La progression de la SEP ne s’explique pas uniquement par les lésions chroniquement actives. Comme l’a précisé la Prof. Kuhlmann, des régions de la substance blanche qui semblent normales à l’imagerie par résonance magnétique (IRM) peuvent aussi être touchées par des processus inflammatoires chroniques. Dans ces régions, on retrouve davantage de cellules immunitaires activées, susceptibles d’entraîner des modifications de la structure des fibres nerveuses. Ces modifications sont généralement très subtiles, mais elles peuvent ralentir la conduction des signaux nerveux et augmenter les besoins énergétiques des cellules nerveuses. Les conséquences concrètes pour les personnes concernées ne sont pas encore clairement établies.

Perte croissante de neurones et de leurs connexions

Un autre mécanisme central de la progression de la SEP est la neurodégénérescence, c’est-à-dire la perte progressive de neurones et de leurs connexions, les synapses. Des études ont montré qu’en cas de PIRA, la neurodégénérescence au niveau du cortex cérébral est plus marquée que dans une maladie stable ou une SEP rémittente.

Par ailleurs, des techniques d’imagerie ont désormais permis de démontrer qu’une perte de synapses survient également dans le cortex cérébral en cas de SEP. Une densité plus faible de synapses s’accompagne de troubles de la mémoire et de la concentration ainsi que d’une augmentation du handicap physique. « Si nous pouvions comprendre précisément ce qui conduit à cette perte de neurones et de leurs connexions, nous disposerions d’un point d’attaque potentiel pour de nouvelles thérapies », a souligné l’intervenante.

Mécanismes de compensation et de réparation

Le cerveau possède toutefois la capacité de réagir aux processus délétères par certains mécanismes de compensation et de réparation. Parmi eux figure la restauration de la couche protectrice de myéline, appelée remyélinisation, qui a notamment pu être mise en évidence dans le cortex cérébral. Surtout aux stades précoces de la maladie, ce processus semble contribuer à compenser partiellement des pertes de fonction.

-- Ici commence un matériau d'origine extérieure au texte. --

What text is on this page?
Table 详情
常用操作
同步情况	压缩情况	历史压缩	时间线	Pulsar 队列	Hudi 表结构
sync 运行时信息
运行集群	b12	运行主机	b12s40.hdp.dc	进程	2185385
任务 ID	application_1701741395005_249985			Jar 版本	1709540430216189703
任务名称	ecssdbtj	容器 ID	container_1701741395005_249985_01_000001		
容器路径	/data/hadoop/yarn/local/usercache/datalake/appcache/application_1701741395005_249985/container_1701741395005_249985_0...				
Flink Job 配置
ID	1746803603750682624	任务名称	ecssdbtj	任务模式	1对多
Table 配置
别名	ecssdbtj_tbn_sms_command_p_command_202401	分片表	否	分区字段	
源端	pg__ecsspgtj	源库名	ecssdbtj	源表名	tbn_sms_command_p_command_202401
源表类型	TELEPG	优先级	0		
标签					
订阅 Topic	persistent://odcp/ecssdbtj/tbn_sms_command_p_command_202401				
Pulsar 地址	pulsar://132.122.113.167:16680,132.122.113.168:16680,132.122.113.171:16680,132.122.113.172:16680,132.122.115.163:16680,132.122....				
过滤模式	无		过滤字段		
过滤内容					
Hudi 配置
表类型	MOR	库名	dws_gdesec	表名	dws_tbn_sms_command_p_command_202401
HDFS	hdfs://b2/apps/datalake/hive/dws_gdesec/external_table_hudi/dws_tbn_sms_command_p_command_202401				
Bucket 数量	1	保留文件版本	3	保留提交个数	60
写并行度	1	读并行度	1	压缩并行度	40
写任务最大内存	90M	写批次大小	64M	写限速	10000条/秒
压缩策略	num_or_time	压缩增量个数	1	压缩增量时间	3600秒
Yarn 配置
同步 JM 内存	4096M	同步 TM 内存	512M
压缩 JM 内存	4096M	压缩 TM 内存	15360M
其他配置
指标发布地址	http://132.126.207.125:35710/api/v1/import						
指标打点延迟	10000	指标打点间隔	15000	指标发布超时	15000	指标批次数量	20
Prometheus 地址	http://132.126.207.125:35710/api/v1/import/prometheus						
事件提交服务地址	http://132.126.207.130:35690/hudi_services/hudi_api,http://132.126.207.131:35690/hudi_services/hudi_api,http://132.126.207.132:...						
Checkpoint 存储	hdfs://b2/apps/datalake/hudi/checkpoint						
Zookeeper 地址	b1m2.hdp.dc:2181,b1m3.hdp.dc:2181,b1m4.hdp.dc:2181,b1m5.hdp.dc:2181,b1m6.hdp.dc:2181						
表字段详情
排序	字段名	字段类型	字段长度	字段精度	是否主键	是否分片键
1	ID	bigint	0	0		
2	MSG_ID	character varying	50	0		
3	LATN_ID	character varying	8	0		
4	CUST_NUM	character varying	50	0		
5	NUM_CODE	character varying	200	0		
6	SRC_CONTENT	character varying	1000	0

Une recherche avec encore de nombreuses questions ouvertes

Malgré des progrès importants dans la recherche sur les causes de la PIRA, de nombreuses questions restent ouvertes. On ne sait pas, par exemple, pourquoi certains foyers inflammatoires restent actifs pendant des années, ni s’il existe des formes d’atteinte des cellules nerveuses totalement découplées des processus inflammatoires. « À court terme, la question la plus susceptible de trouver une réponse est peut-être de savoir dans quelle mesure une remyélinisation efficace peut empêcher la progression de la maladie », a conclu la Prof. Kuhlmann.

 

La Prof. Dre méd. Tanja Kuhlmann est professeure de neuropathologie au Centre hospitalier universitaire de Münster (DE) et professeure assistante à l’Université McGill à Montréal (CA).

 

«MS State of the Art Symposium» 


Le «MS State of the Art Symposium» est le plus grand congrès spécialisé de Suisse consacré à la sclérose en plaques, organisé par la Société suisse SEP et son Conseil médico-scientifique. En 2026, l’événement s’est tenu le 26 janvier au KKL Lucerne.